Theorem 3 (Order 2 Recurrence for Central Moments).

For $X\sim \mathsf{Beta}(\alpha ,\beta )$ and any integer order $d\geqslant 2$, the following recurrence relation holds:

(7)

\[ \begin{aligned}{}\mathbf{E}[{(X-\mathbf{E}[X])^{d}}]& =\frac{(d-1)(\beta -\alpha )}{(\alpha +\beta )(\alpha +\beta +d-1)}\cdot \mathbf{E}[{(X-\mathbf{E}[X])^{d-1}}]\\ {} & \hspace{1em}+\frac{(d-1)\alpha \beta }{{(\alpha +\beta )^{2}}(\alpha +\beta +d-1)}\cdot \mathbf{E}[{(X-\mathbf{E}[X])^{d-2}}].\end{aligned}\]

Corollary 2 (P-recursive Property).

The recursion given in Theorem 3, after rearrangements, is of order 2 with coefficients linear in the index d.
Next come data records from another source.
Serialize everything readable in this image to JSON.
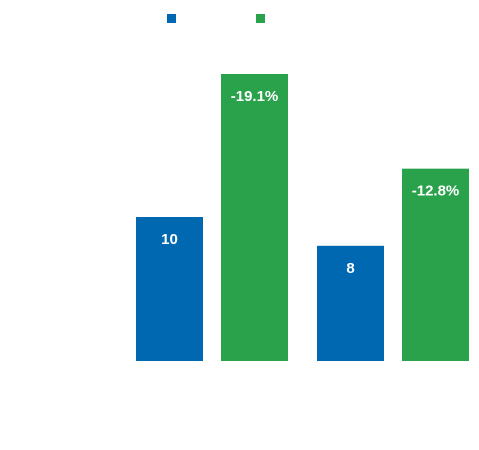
{
  "chart_data": {
    "type": "bar",
    "title": "",
    "xlabel": "",
    "ylabel": "",
    "grid": false,
    "legend_placement": "top",
    "categories": [
      "",
      ""
    ],
    "series": [
      {
        "color": "#0067b1",
        "values": [
          10,
          8
        ],
        "labels": [
          "10",
          "8"
        ]
      },
      {
        "color": "#2aa14b",
        "values": [
          -19.1,
          -12.8
        ],
        "labels": [
          "-19.1%",
          "-12.8%"
        ]
      }
    ]
  }
}
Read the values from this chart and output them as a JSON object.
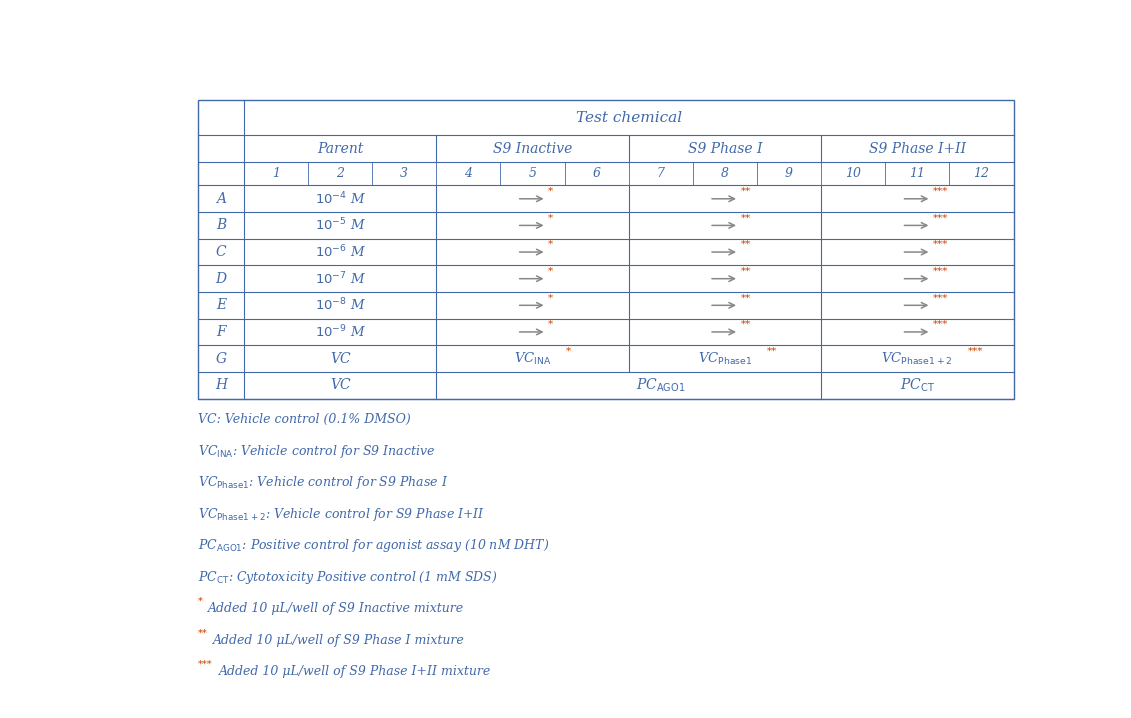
{
  "text_color": "#4169AA",
  "star_color": "#CC4400",
  "arrow_color": "#888888",
  "border_color": "#4169AA",
  "figsize": [
    11.31,
    7.18
  ],
  "dpi": 100,
  "row_labels": [
    "A",
    "B",
    "C",
    "D",
    "E",
    "F",
    "G",
    "H"
  ],
  "col_labels": [
    "1",
    "2",
    "3",
    "4",
    "5",
    "6",
    "7",
    "8",
    "9",
    "10",
    "11",
    "12"
  ],
  "concentrations": [
    "-4",
    "-5",
    "-6",
    "-7",
    "-8",
    "-9"
  ],
  "groups": [
    [
      "Parent",
      0,
      2
    ],
    [
      "S9 Inactive",
      3,
      5
    ],
    [
      "S9 Phase I",
      6,
      8
    ],
    [
      "S9 Phase I+II",
      9,
      11
    ]
  ]
}
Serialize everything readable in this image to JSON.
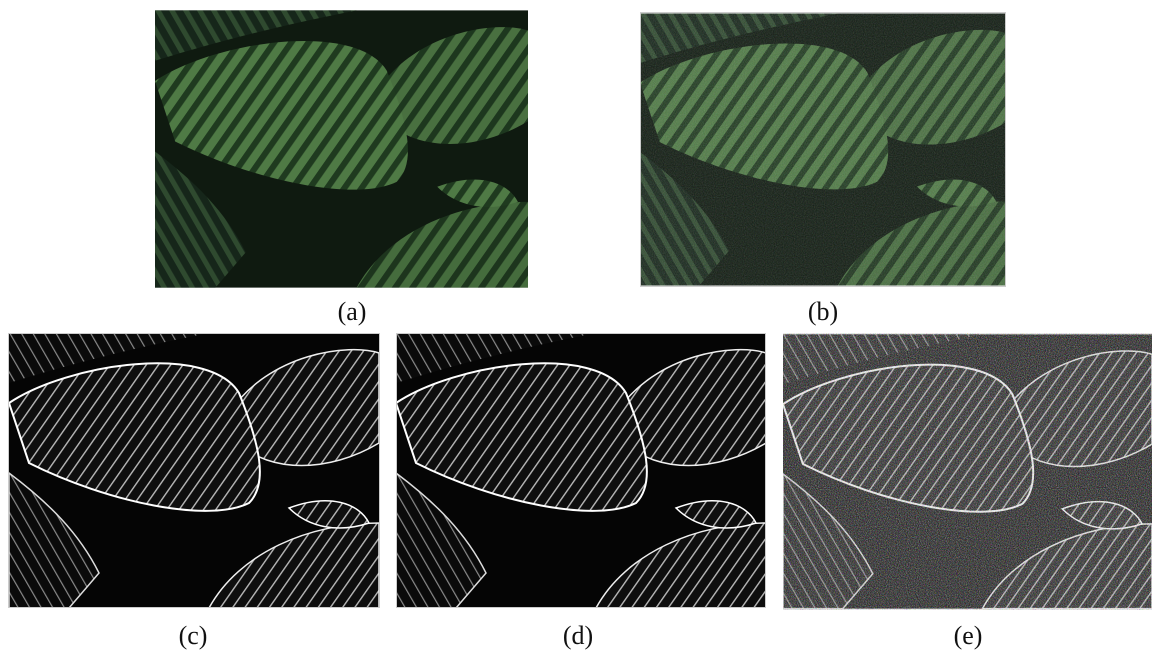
{
  "panels": [
    {
      "label": "(a)"
    },
    {
      "label": "(b)"
    },
    {
      "label": "(c)"
    },
    {
      "label": "(d)"
    },
    {
      "label": "(e)"
    }
  ]
}
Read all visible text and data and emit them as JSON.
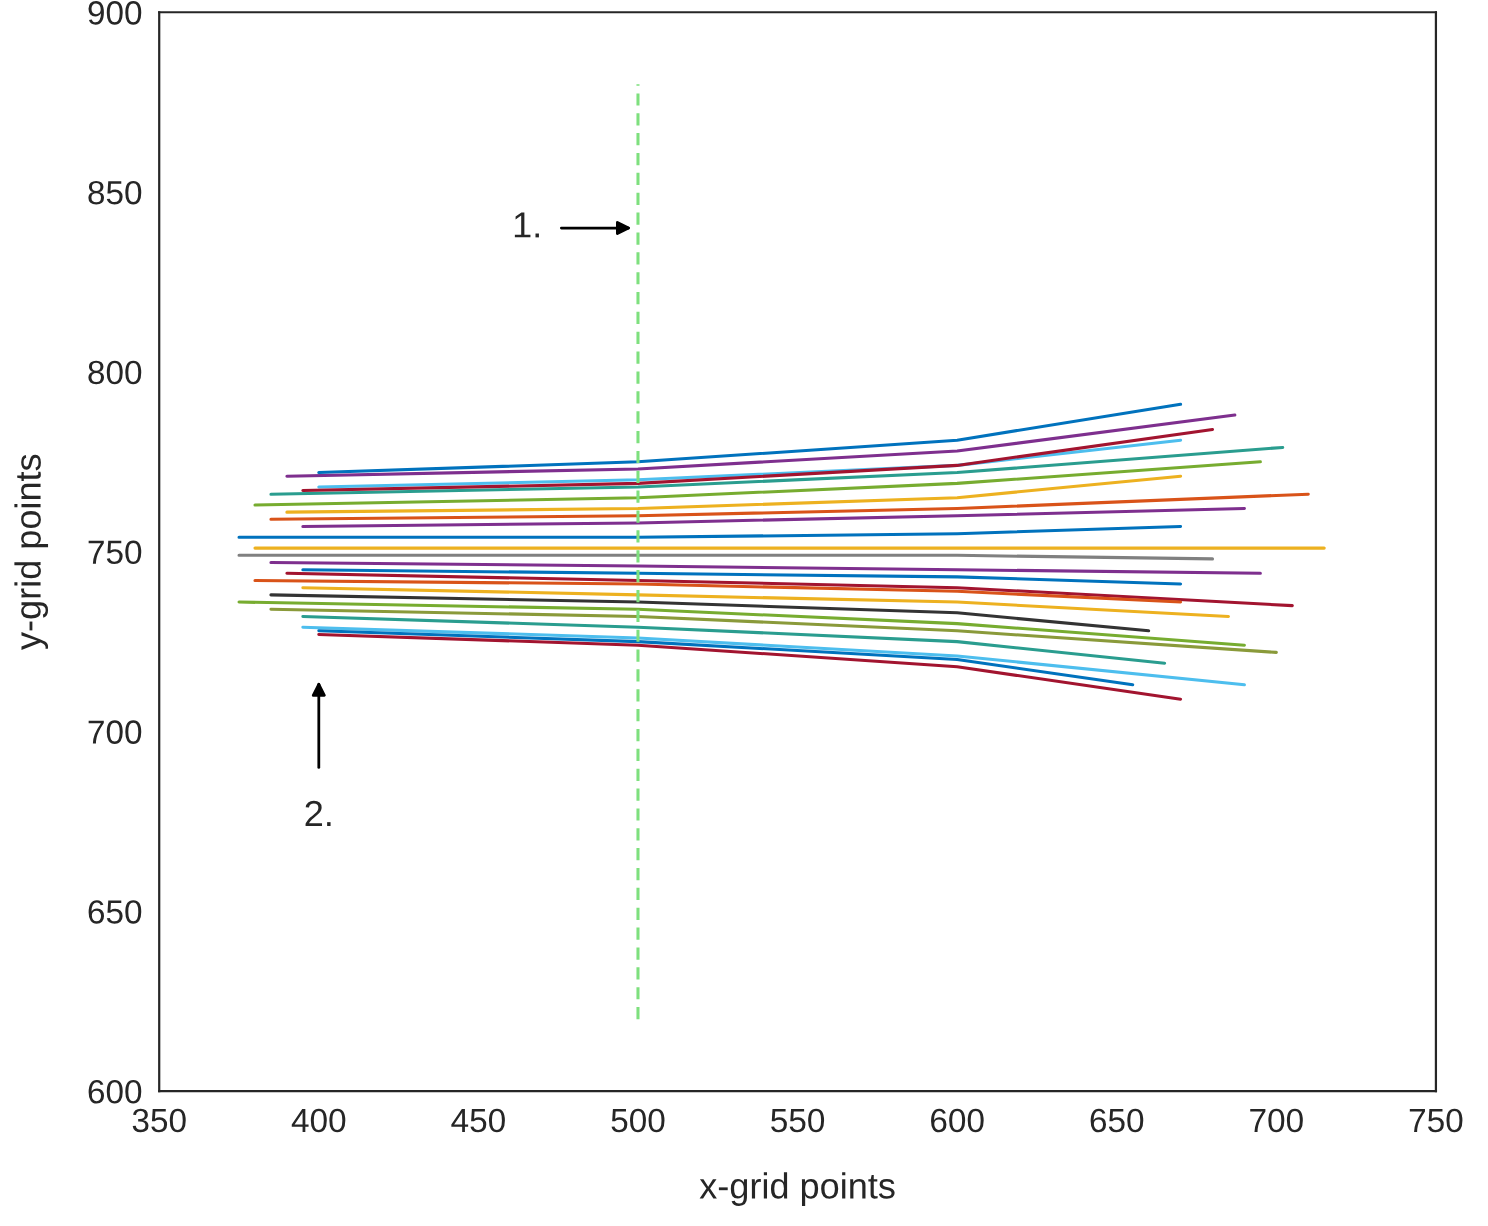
{
  "chart_data": {
    "type": "line",
    "xlabel": "x-grid points",
    "ylabel": "y-grid points",
    "xlim": [
      350,
      750
    ],
    "xticks": [
      350,
      400,
      450,
      500,
      550,
      600,
      650,
      700,
      750
    ],
    "ylim": [
      600,
      900
    ],
    "yticks": [
      600,
      650,
      700,
      750,
      800,
      850,
      900
    ],
    "grid": false,
    "legend": false,
    "line_style": "solid",
    "annotations": [
      "1.",
      "2."
    ],
    "series": [
      {
        "color": "#0072bd",
        "x": [
          400,
          500,
          600,
          670
        ],
        "values": [
          772,
          775,
          781,
          791
        ]
      },
      {
        "color": "#7e2f8e",
        "x": [
          390,
          500,
          600,
          687
        ],
        "values": [
          771,
          773,
          778,
          788
        ]
      },
      {
        "color": "#4dbeee",
        "x": [
          400,
          500,
          600,
          670
        ],
        "values": [
          768,
          770,
          774,
          781
        ]
      },
      {
        "color": "#2a9d8f",
        "x": [
          385,
          500,
          600,
          702
        ],
        "values": [
          766,
          768,
          772,
          779
        ]
      },
      {
        "color": "#a2142f",
        "x": [
          395,
          500,
          600,
          680
        ],
        "values": [
          767,
          769,
          774,
          784
        ]
      },
      {
        "color": "#77ac30",
        "x": [
          380,
          500,
          600,
          695
        ],
        "values": [
          763,
          765,
          769,
          775
        ]
      },
      {
        "color": "#edb120",
        "x": [
          390,
          500,
          600,
          670
        ],
        "values": [
          761,
          762,
          765,
          771
        ]
      },
      {
        "color": "#d95319",
        "x": [
          385,
          500,
          600,
          710
        ],
        "values": [
          759,
          760,
          762,
          766
        ]
      },
      {
        "color": "#7e2f8e",
        "x": [
          395,
          500,
          600,
          690
        ],
        "values": [
          757,
          758,
          760,
          762
        ]
      },
      {
        "color": "#0072bd",
        "x": [
          375,
          500,
          600,
          670
        ],
        "values": [
          754,
          754,
          755,
          757
        ]
      },
      {
        "color": "#edb120",
        "x": [
          380,
          500,
          600,
          715
        ],
        "values": [
          751,
          751,
          751,
          751
        ]
      },
      {
        "color": "#808080",
        "x": [
          375,
          500,
          600,
          680
        ],
        "values": [
          749,
          749,
          749,
          748
        ]
      },
      {
        "color": "#7e2f8e",
        "x": [
          385,
          500,
          600,
          695
        ],
        "values": [
          747,
          746,
          745,
          744
        ]
      },
      {
        "color": "#0072bd",
        "x": [
          395,
          500,
          600,
          670
        ],
        "values": [
          745,
          744,
          743,
          741
        ]
      },
      {
        "color": "#a2142f",
        "x": [
          390,
          500,
          600,
          705
        ],
        "values": [
          744,
          742,
          740,
          735
        ]
      },
      {
        "color": "#d95319",
        "x": [
          380,
          500,
          600,
          670
        ],
        "values": [
          742,
          741,
          739,
          736
        ]
      },
      {
        "color": "#edb120",
        "x": [
          395,
          500,
          600,
          685
        ],
        "values": [
          740,
          738,
          736,
          732
        ]
      },
      {
        "color": "#333333",
        "x": [
          385,
          500,
          600,
          660
        ],
        "values": [
          738,
          736,
          733,
          728
        ]
      },
      {
        "color": "#77ac30",
        "x": [
          375,
          500,
          600,
          690
        ],
        "values": [
          736,
          734,
          730,
          724
        ]
      },
      {
        "color": "#8a9a3a",
        "x": [
          385,
          500,
          600,
          700
        ],
        "values": [
          734,
          732,
          728,
          722
        ]
      },
      {
        "color": "#2a9d8f",
        "x": [
          395,
          500,
          600,
          665
        ],
        "values": [
          732,
          729,
          725,
          719
        ]
      },
      {
        "color": "#4dbeee",
        "x": [
          395,
          500,
          600,
          690
        ],
        "values": [
          729,
          726,
          721,
          713
        ]
      },
      {
        "color": "#0072bd",
        "x": [
          400,
          500,
          600,
          655
        ],
        "values": [
          728,
          725,
          720,
          713
        ]
      },
      {
        "color": "#a2142f",
        "x": [
          400,
          500,
          600,
          670
        ],
        "values": [
          727,
          724,
          718,
          709
        ]
      },
      {
        "color": "#7ee07e",
        "x": [
          500,
          500
        ],
        "values": [
          620,
          880
        ],
        "line_style": "dashed"
      }
    ]
  }
}
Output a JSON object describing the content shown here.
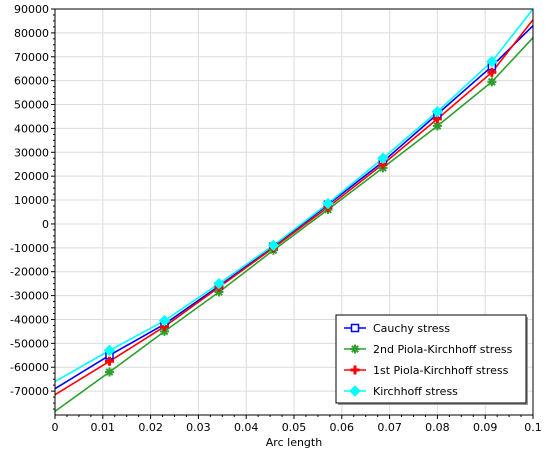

The implementation of the recursion, performed in Python’s symbolic algebra package Sympy [23], is presented in Listing 1. Scalability is ensured by memoization, which caches intermediate results to avoid repeated calls.

Listing 1.

Efficient algorithm finding exact formulas for central moments

To demonstrate the algorithm in action, we list some first central moments of the beta distribution in Table 1.

Table 1.

Central beta moments, generated from Theorem 3 using Listing 1

Central Moment	Explicit Formula
$\mathbf{E}[X]$	$\frac{\alpha }{\alpha +\beta }$
$\mathbf{Var}[X]$	$\frac{\alpha \beta }{{(\alpha +\beta )^{2}}(\alpha +\beta +1)}$
$\textbf{Skew}[X]$	$\frac{2\left(\beta -\alpha \right)\sqrt{\alpha +\beta +1}}{\sqrt{\alpha \beta }\left(\alpha +\beta +2\right)}$
$\textbf{Kurt}[X]$	$\frac{3\left(\alpha \beta \left(\alpha +\beta +2\right)+2{\left(\alpha -\beta \right)^{2}}\right)\left(\alpha +\beta +1\right)}{\alpha \beta \left(\alpha +\beta +2\right)\left(\alpha +\beta +3\right)}$
$\mathbf{E}[{(X-\mathbf{E}[X])^{5}}]/{\sqrt{\mathbf{Var}[X]}^{5}}$	$\frac{4\left(\beta -\alpha \right){\left(\alpha +\beta +1\right)^{\frac{3}{2}}}\left(3\alpha \beta \left(\alpha +\beta +2\right)+2\alpha \beta \left(\alpha +\beta +3\right)+6{\left(\alpha -\beta \right)^{2}}\right)}{{\alpha ^{\frac{3}{2}}}{\beta ^{\frac{3}{2}}}\left(\alpha +\beta +2\right)\left(\alpha +\beta +3\right)\left(\alpha +\beta +4\right)}$

Note that the algorithm addresses the lack of simple derivations for such formulas, as well as the lack of formulas beyond skewness and kurtosis.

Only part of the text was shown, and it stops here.